I just haven’t had anyone of a similar enough size to pass things on to- even my mom won’t work because I’m curvier than her all over! But we’re both saving our scraps right now to stuff into some big floor pillows that I’m making for our playroom. If I can’t recycle them, I might as well use them as little boy crash pads!
I have realized over the years in teaching children to sew, that they treat every scrap of fabric as a treasure and see what they can do with it. As they are older they are more concerned about their environment. This has caused me to do more research on sustainability in sewing. Visit my page with some of my findings: https://youngsewists.com/2018/09/26/sustainable-sewing/
How exciting! I wish they had this when I learned to sew in Jr High!
That is so inspiring! I work with kids too, and I really hope that their generation holds resources more dear than mine has.
I love how my sewn clothes are sustainable. I can deconstruct or do alterations on them easily. My teens enjoy re-fashioned hand-me-down RTW just as much as the new clothes I make them. Last year I could not justify buying clothing for myself anymore. The price, the cheap construction/fabric, and the ill fit. I’m done with that! :o)
I bet the benefit of a large family is that there is always someone to pass hand-me-downs on to!!!
Not really! You’d be surprised. I’ve had slim kids, curvy kids, tall kids, short kids. I ended up with boxes of really nice jeans from the 90’s that never fit anybody! :o(
Great theme! I’m always interested in this topic. The thing that bothered me the most when I first started sewing was what to do with the scraps I couldn’t use (I don’t quilt) and the little bits that end up in a heap after cutting. I discovered that H&M recycles textiles, and also found a few friends who quilt, so I send my selvages to them, and the rest goes to the recycling bin. It is also a solution when a garment is worn out. It isn’t perfect, but I feel a lot better about that than putting it all the garbage. (I admit, sometimes the little scraps do go in the bin because I’m tired and lazy). This summer I did a mini sewing workshop with a friend, and we made a bunch of simple shirts for her out of the wide selvages in my fabric bin–I just had to add a center seam to the pattern which gave visual interest to an otherwise plain garment. It was the best stash-buster ever!! I also try to refashion garments or cut them down for my girls as much as possible. I also sew with natural fibers as much as possible, as I prefer them to wear, and they are easier to recycle and have less impact on the environment in terms of breaking down into a decomposed state.
I struggle with the balance between sewing (and styling /fashion) as a hobby and the sustainability aspect of making and having less. I am not a maximalist but certainly not a minimalist either! (mediumist?)

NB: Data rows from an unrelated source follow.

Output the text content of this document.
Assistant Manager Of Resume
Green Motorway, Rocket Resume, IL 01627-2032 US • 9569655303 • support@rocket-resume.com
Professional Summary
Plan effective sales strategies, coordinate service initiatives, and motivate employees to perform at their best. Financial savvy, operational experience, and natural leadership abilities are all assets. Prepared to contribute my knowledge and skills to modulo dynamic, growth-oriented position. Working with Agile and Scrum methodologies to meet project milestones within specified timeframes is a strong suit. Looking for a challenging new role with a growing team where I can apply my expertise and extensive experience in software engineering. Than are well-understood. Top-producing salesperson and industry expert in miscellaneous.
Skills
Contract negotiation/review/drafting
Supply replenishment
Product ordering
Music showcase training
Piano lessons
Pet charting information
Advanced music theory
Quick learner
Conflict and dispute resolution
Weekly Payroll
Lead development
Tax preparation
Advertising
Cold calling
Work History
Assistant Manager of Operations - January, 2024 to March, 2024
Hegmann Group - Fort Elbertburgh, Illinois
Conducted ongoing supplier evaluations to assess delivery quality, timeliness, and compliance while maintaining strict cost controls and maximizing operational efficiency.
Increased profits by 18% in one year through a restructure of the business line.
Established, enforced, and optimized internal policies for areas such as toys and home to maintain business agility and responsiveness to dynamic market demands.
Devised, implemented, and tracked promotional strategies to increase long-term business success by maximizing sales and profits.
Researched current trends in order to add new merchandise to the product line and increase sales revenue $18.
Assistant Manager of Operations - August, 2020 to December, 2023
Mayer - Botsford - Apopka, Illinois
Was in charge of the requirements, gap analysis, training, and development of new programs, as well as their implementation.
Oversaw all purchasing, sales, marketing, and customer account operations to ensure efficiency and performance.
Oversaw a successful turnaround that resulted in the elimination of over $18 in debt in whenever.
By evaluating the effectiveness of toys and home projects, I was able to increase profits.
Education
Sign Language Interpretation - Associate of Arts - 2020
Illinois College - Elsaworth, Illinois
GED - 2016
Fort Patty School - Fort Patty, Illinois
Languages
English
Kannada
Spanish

But having a connection with your clothes as intimate as you have when you made them does help to cherish and care for them! And one of the luxuries we have as makers is that we can repair using scraps of the very same fabric the garment is made of (although not all my me-mades are so well loved that they get repaired at a point where new fabric is needed).
I also started measuring pattern pieces before ordering so I know exactly how much to order! I did make a mistake (measured all pieces for a t shirt but forgot the neckline binding, so now I have a shirt with a folded neckline rather than one with binding) but well, that furthers creativity.